Provide a unifed interface to a set of interfaces in a subsystem. Facade defines a higher-level interface that makes the subsystem easier to use.
- To make a complex subsystem easier to use, a simpler interface should be provided for a set of interfaces in the subsystems.
- The dependencies on a subsystem should be minimized.
Define a Facade
object that
- implements a simple interface which delegates the requests to the interfaces in the subsystem
- may perform additional functionality before/after forwarding a request.
- Facade
- knows which subsystem classes are responsible for a request.
- delegates client requests to appropriate subsystem objects.
- Subsystem classes
- implement subsystem functionality.
- handle work assigned by the Facade object
- have no knowledge of the facade and keep no reference to it.
- Clients communicate with the subsystem by sending requests to Facade.
- Although the subsystem object perform the actual work, the facade may have to do work of its own to translate its interface to subsystem interfaces.
- A facade not only simplifies an interface, it decouples a client from a subsystem of components.

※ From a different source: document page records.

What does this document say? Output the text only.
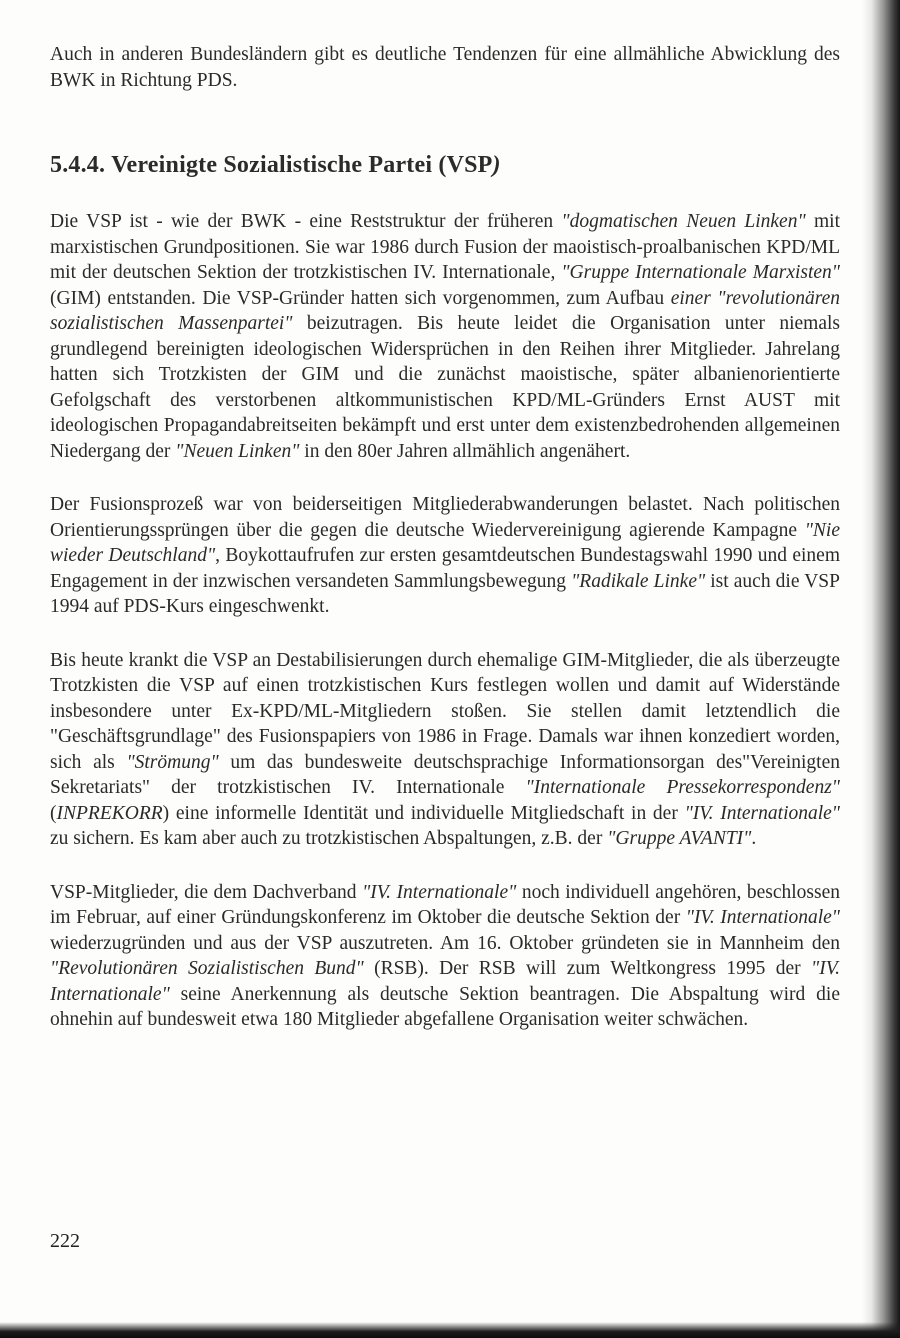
Auch in anderen Bundesländern gibt es deutliche Tendenzen für eine allmähliche Abwicklung des BWK in Richtung PDS.

5.4.4. Vereinigte Sozialistische Partei (VSP)

Die VSP ist - wie der BWK - eine Reststruktur der früheren "dogmatischen Neuen Linken" mit marxistischen Grundpositionen. Sie war 1986 durch Fusion der maoistisch-proalbanischen KPD/ML mit der deutschen Sektion der trotzkistischen IV. Internationale, "Gruppe Internationale Marxisten" (GIM) entstanden. Die VSP-Gründer hatten sich vorgenommen, zum Aufbau einer "revolutionären sozialistischen Massenpartei" beizutragen. Bis heute leidet die Organisation unter niemals grundlegend bereinigten ideologischen Widersprüchen in den Reihen ihrer Mitglieder. Jahrelang hatten sich Trotzkisten der GIM und die zunächst maoistische, später albanienorientierte Gefolgschaft des verstorbenen altkommunistischen KPD/ML-Gründers Ernst AUST mit ideologischen Propagandabreitseiten bekämpft und erst unter dem existenzbedrohenden allgemeinen Niedergang der "Neuen Linken" in den 80er Jahren allmählich angenähert.

Der Fusionsprozeß war von beiderseitigen Mitgliederabwanderungen belastet. Nach politischen Orientierungssprüngen über die gegen die deutsche Wiedervereinigung agierende Kampagne "Nie wieder Deutschland", Boykottaufrufen zur ersten gesamtdeutschen Bundestagswahl 1990 und einem Engagement in der inzwischen versandeten Sammlungsbewegung "Radikale Linke" ist auch die VSP 1994 auf PDS-Kurs eingeschwenkt.

Bis heute krankt die VSP an Destabilisierungen durch ehemalige GIM-Mitglieder, die als überzeugte Trotzkisten die VSP auf einen trotzkistischen Kurs festlegen wollen und damit auf Widerstände insbesondere unter Ex-KPD/ML-Mitgliedern stoßen. Sie stellen damit letztendlich die "Geschäftsgrundlage" des Fusionspapiers von 1986 in Frage. Damals war ihnen konzediert worden, sich als "Strömung" um das bundesweite deutschsprachige Informationsorgan des"Vereinigten Sekretariats" der trotzkistischen IV. Internationale "Internationale Pressekorrespondenz" (INPREKORR) eine informelle Identität und individuelle Mitgliedschaft in der "IV. Internationale" zu sichern. Es kam aber auch zu trotzkistischen Abspaltungen, z.B. der "Gruppe AVANTI".

VSP-Mitglieder, die dem Dachverband "IV. Internationale" noch individuell angehören, beschlossen im Februar, auf einer Gründungskonferenz im Oktober die deutsche Sektion der "IV. Internationale" wiederzugründen und aus der VSP auszutreten. Am 16. Oktober gründeten sie in Mannheim den "Revolutionären Sozialistischen Bund" (RSB). Der RSB will zum Weltkongress 1995 der "IV. Internationale" seine Anerkennung als deutsche Sektion beantragen. Die Abspaltung wird die ohnehin auf bundesweit etwa 180 Mitglieder abgefallene Organisation weiter schwächen.

222
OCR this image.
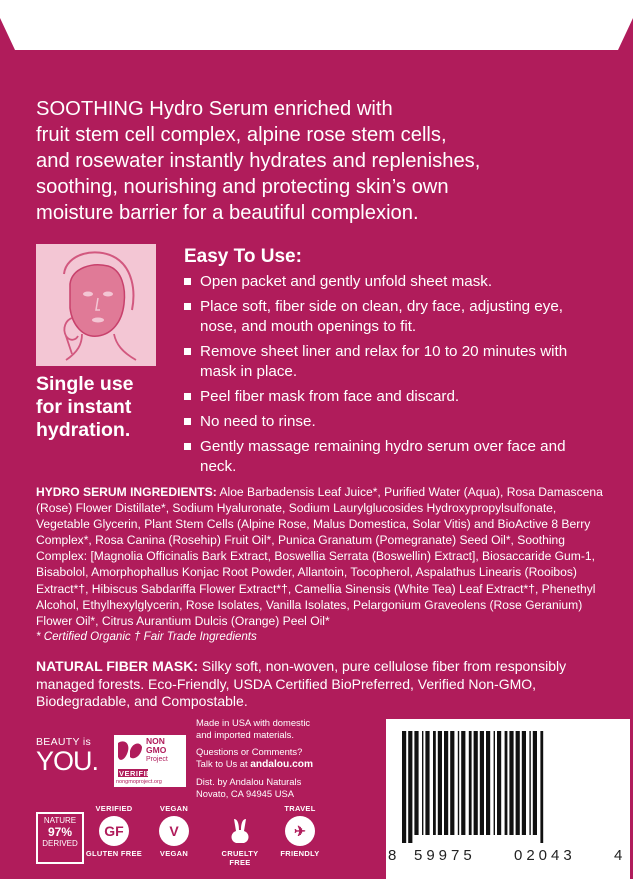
SOOTHING Hydro Serum enriched with
fruit stem cell complex, alpine rose stem cells,
and rosewater instantly hydrates and replenishes,
soothing, nourishing and protecting skin’s own
moisture barrier for a beautiful complexion.

Single use
for instant
hydration.
Easy To Use:
Open packet and gently unfold sheet mask.
Place soft, fiber side on clean, dry face, adjusting eye, nose, and mouth openings to fit.
Remove sheet liner and relax for 10 to 20 minutes with mask in place.
Peel fiber mask from face and discard.
No need to rinse.
Gently massage remaining hydro serum over face and neck.

HYDRO SERUM INGREDIENTS: Aloe Barbadensis Leaf Juice*, Purified Water (Aqua), Rosa Damascena (Rose) Flower Distillate*, Sodium Hyaluronate, Sodium Laurylglucosides Hydroxypropylsulfonate, Vegetable Glycerin, Plant Stem Cells (Alpine Rose, Malus Domestica, Solar Vitis) and BioActive 8 Berry Complex*, Rosa Canina (Rosehip) Fruit Oil*, Punica Granatum (Pomegranate) Seed Oil*, Soothing Complex: [Magnolia Officinalis Bark Extract, Boswellia Serrata (Boswellin) Extract], Biosaccaride Gum-1, Bisabolol, Amorphophallus Konjac Root Powder, Allantoin, Tocopherol, Aspalathus Linearis (Rooibos) Extract*†, Hibiscus Sabdariffa Flower Extract*†, Camellia Sinensis (White Tea) Leaf Extract*†, Phenethyl Alcohol, Ethylhexylglycerin, Rose Isolates, Vanilla Isolates, Pelargonium Graveolens (Rose Geranium) Flower Oil*, Citrus Aurantium Dulcis (Orange) Peel Oil*

* Certified Organic † Fair Trade Ingredients

NATURAL FIBER MASK: Silky soft, non-woven, pure cellulose fiber from responsibly managed forests. Eco-Friendly, USDA Certified BioPreferred, Verified Non-GMO, Biodegradable, and Compostable.

BEAUTY is
YOU.
NON
GMO
Project
VERIFIED
nongmoproject.org

Made in USA with domestic
and imported materials.

Questions or Comments?
Talk to Us at andalou.com

Dist. by Andalou Naturals
Novato, CA 94945 USA

8 59975	02043	4
NATURE
97%
DERIVED
VERIFIED
GF
GLUTEN FREE
VEGAN
V
VEGAN
	CRUELTY FREE
TRAVEL
✈
FRIENDLY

- Facades help layer a system.
- Duplicated methods
- Lower visibility of subsystem functionality.
- It leads to a larger API to maintain.
Usage
// Client uses facade which hides the interaction with the sub-processes
var compiler = new Compiler();
compiler.Compile(@"~\hello.cs", @"~\hello.il");
- Abstract Factory can be used with Facade to provide an interface for creating subsystem objects in a subsystem-independent way. Abstract Factory can also be used as an alternative to Facade to hide platform-specific classes.
- Mediator is similar to Facade in that it abstracts functionality of existing classes. However, Mediator's purpose is to abstract arbitrary communication between colleague objects, often centralizing functionality that doesn't belong in any one of them. A mediator's colleagues are aware of and communicate with the mediator instead of communicating with each other directly. In contrast, a facade merely abstracts the interface to subsystem objects to make them easier to use; it doesn't define new functionality, and subsystem classes don't know about it.
- Singleton - Usually only one Facade object is required. Thus Facade objects are often Singletons.